Söz konusu günkü tacizin birini biliyorduk, onu yazmıştık!
Bir de değilmiş, ikiymiş!
Otelin alt katında başlayan ve “Sen benimle neden ilgilenmiyorsun! Gel Yamacıma şöyle” aşamasından sonra otel güvenlik güçlerinin müdahalesine giden olayın bir benzeri de, Genel Başkan gittikten sonra üst katta yaşanmış:
Söz konusu kişi; “Benimle ilgilenmedin güzelim” diyerek yine bir genç kızın elini tutup sıkmış, buna da bizzat İl Başkanı görmüş ve müdahale etmiş!
Öte yandan, tanıklara son dakikaya kadar “Gördüğün Hasan Yıldırım değil, Orhaneli İlçe Başkanıydı de!” baskıları da bir işe yaramadı!
Bu da CHP Orhaneli İlçe Başkanı’na kapak olsun! Bir de kimlerle dans ettiğine dönüp bir daha baksın!
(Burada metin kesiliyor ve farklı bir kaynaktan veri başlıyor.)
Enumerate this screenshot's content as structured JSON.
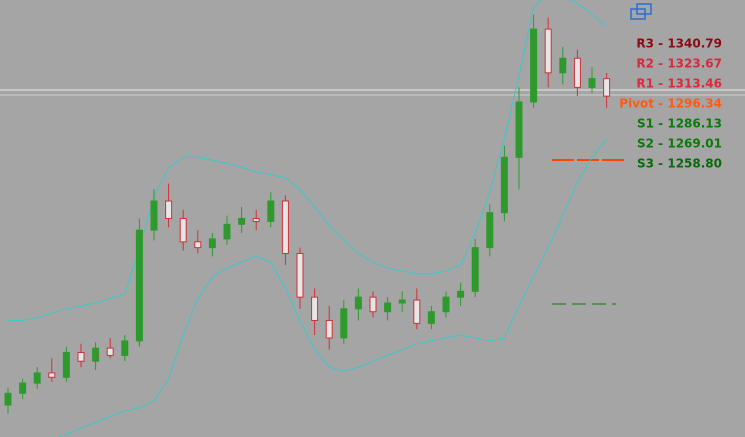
{
  "chart_data": {
    "type": "candlestick",
    "ylim": [
      1070,
      1370
    ],
    "up_color": "#2e9a2e",
    "down_color": "#d0303a",
    "band_color": "#3fc7c7",
    "candles": [
      [
        1092,
        1104,
        1086,
        1100
      ],
      [
        1100,
        1110,
        1096,
        1107
      ],
      [
        1107,
        1118,
        1103,
        1114
      ],
      [
        1114,
        1124,
        1108,
        1111
      ],
      [
        1111,
        1132,
        1108,
        1128
      ],
      [
        1128,
        1134,
        1118,
        1122
      ],
      [
        1122,
        1135,
        1116,
        1131
      ],
      [
        1131,
        1138,
        1124,
        1126
      ],
      [
        1126,
        1140,
        1122,
        1136
      ],
      [
        1136,
        1220,
        1132,
        1212
      ],
      [
        1212,
        1240,
        1205,
        1232
      ],
      [
        1232,
        1244,
        1214,
        1220
      ],
      [
        1220,
        1226,
        1198,
        1204
      ],
      [
        1204,
        1212,
        1196,
        1200
      ],
      [
        1200,
        1210,
        1194,
        1206
      ],
      [
        1206,
        1222,
        1202,
        1216
      ],
      [
        1216,
        1228,
        1210,
        1220
      ],
      [
        1220,
        1226,
        1212,
        1218
      ],
      [
        1218,
        1238,
        1214,
        1232
      ],
      [
        1232,
        1236,
        1188,
        1196
      ],
      [
        1196,
        1200,
        1158,
        1166
      ],
      [
        1166,
        1172,
        1140,
        1150
      ],
      [
        1150,
        1160,
        1130,
        1138
      ],
      [
        1138,
        1164,
        1134,
        1158
      ],
      [
        1158,
        1172,
        1150,
        1166
      ],
      [
        1166,
        1170,
        1152,
        1156
      ],
      [
        1156,
        1166,
        1150,
        1162
      ],
      [
        1162,
        1170,
        1156,
        1164
      ],
      [
        1164,
        1172,
        1144,
        1148
      ],
      [
        1148,
        1160,
        1144,
        1156
      ],
      [
        1156,
        1170,
        1152,
        1166
      ],
      [
        1166,
        1176,
        1160,
        1170
      ],
      [
        1170,
        1206,
        1166,
        1200
      ],
      [
        1200,
        1230,
        1194,
        1224
      ],
      [
        1224,
        1270,
        1218,
        1262
      ],
      [
        1262,
        1310,
        1240,
        1300
      ],
      [
        1300,
        1360,
        1296,
        1350
      ],
      [
        1350,
        1358,
        1310,
        1320
      ],
      [
        1320,
        1338,
        1312,
        1330
      ],
      [
        1330,
        1336,
        1304,
        1310
      ],
      [
        1310,
        1324,
        1306,
        1316
      ],
      [
        1316,
        1320,
        1296,
        1304
      ]
    ],
    "upper_band": [
      1150,
      1150,
      1152,
      1155,
      1158,
      1160,
      1162,
      1165,
      1168,
      1200,
      1235,
      1255,
      1262,
      1262,
      1260,
      1258,
      1255,
      1252,
      1250,
      1248,
      1240,
      1228,
      1215,
      1205,
      1196,
      1190,
      1186,
      1184,
      1182,
      1182,
      1184,
      1188,
      1210,
      1238,
      1275,
      1318,
      1365,
      1375,
      1372,
      1368,
      1360,
      1352
    ],
    "lower_band": [
      1060,
      1062,
      1065,
      1068,
      1072,
      1076,
      1080,
      1084,
      1088,
      1090,
      1095,
      1110,
      1140,
      1165,
      1180,
      1186,
      1190,
      1194,
      1190,
      1172,
      1150,
      1130,
      1118,
      1115,
      1118,
      1122,
      1126,
      1130,
      1134,
      1136,
      1138,
      1140,
      1138,
      1136,
      1138,
      1160,
      1180,
      1200,
      1222,
      1245,
      1262,
      1275
    ],
    "levels": [
      {
        "label": "R3 - 1340.79",
        "value": 1340.79,
        "color": "#8b0a14"
      },
      {
        "label": "R2 - 1323.67",
        "value": 1323.67,
        "color": "#d42a3c"
      },
      {
        "label": "R1 - 1313.46",
        "value": 1313.46,
        "color": "#e0283a"
      },
      {
        "label": "Pivot - 1296.34",
        "value": 1296.34,
        "color": "#ff5a10"
      },
      {
        "label": "S1 - 1286.13",
        "value": 1286.13,
        "color": "#0a7a0a"
      },
      {
        "label": "S2 - 1269.01",
        "value": 1269.01,
        "color": "#0a7a0a"
      },
      {
        "label": "S3 - 1258.80",
        "value": 1258.8,
        "color": "#0a6a0a"
      }
    ]
  }
}
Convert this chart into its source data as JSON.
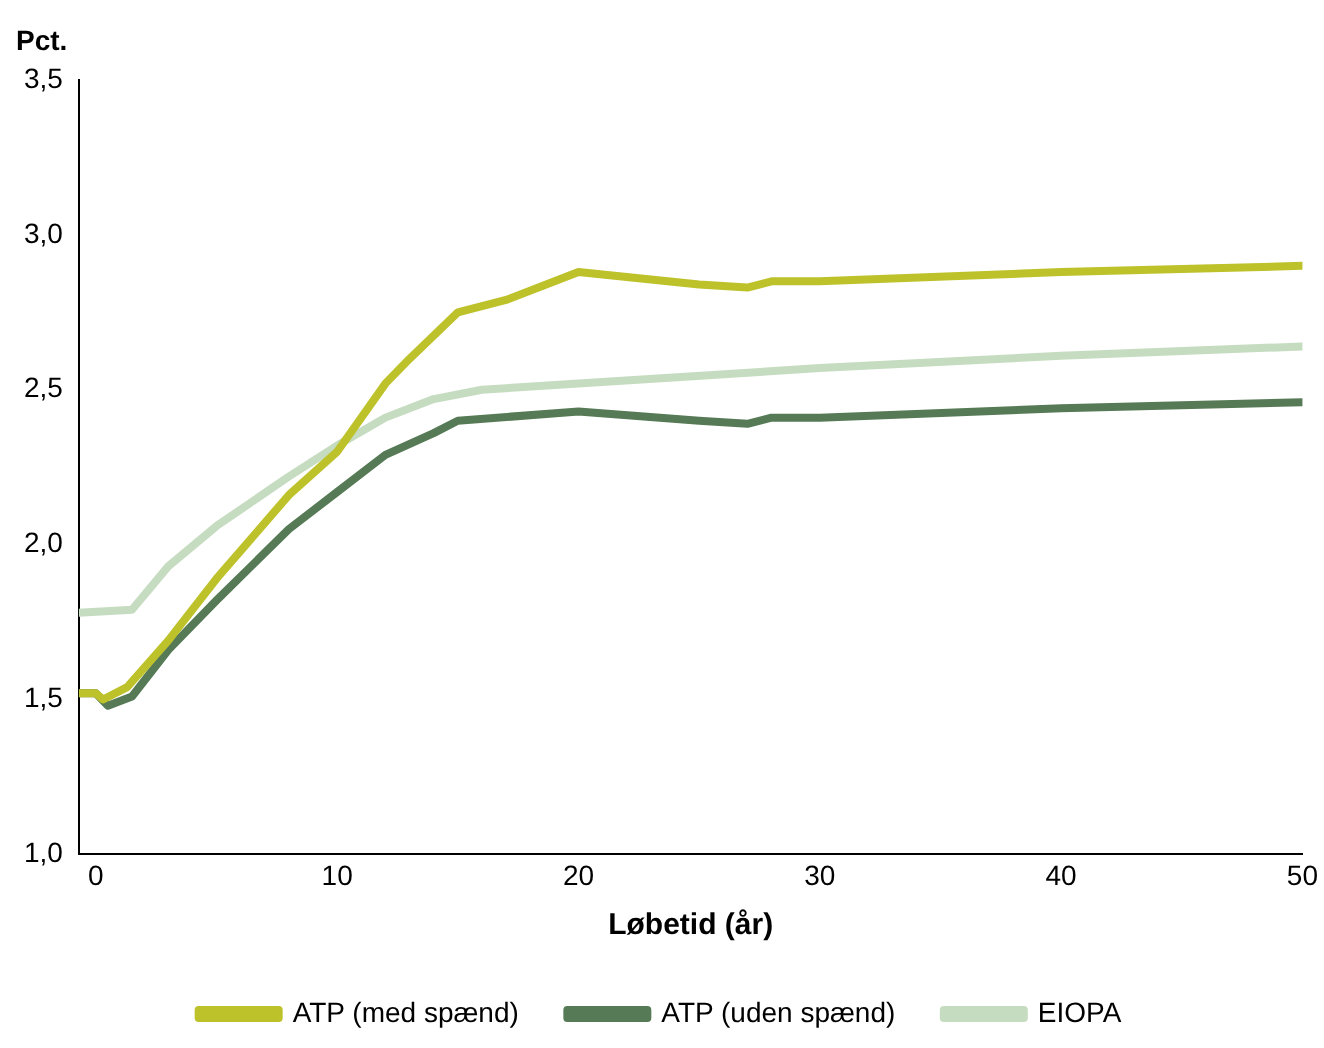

Ve otursun dua etsin, Bursa basını atılan yemleri yemeyecek kadar aklıselim olduğu için!
Öte yandan özellikle bu konuyla ilgili; şahsa münhasır “Onlar kendilerini bilir” kabilinden bir de teşekkürüm var:
“Bu memlekette namert olmayan, helal süt emmiş insan evlatları da var! Paraya pula, güce, tehditlere eyvallah etmeyecek yüreklikte! Helal olsun onları yetiştiren anne ve babalara!”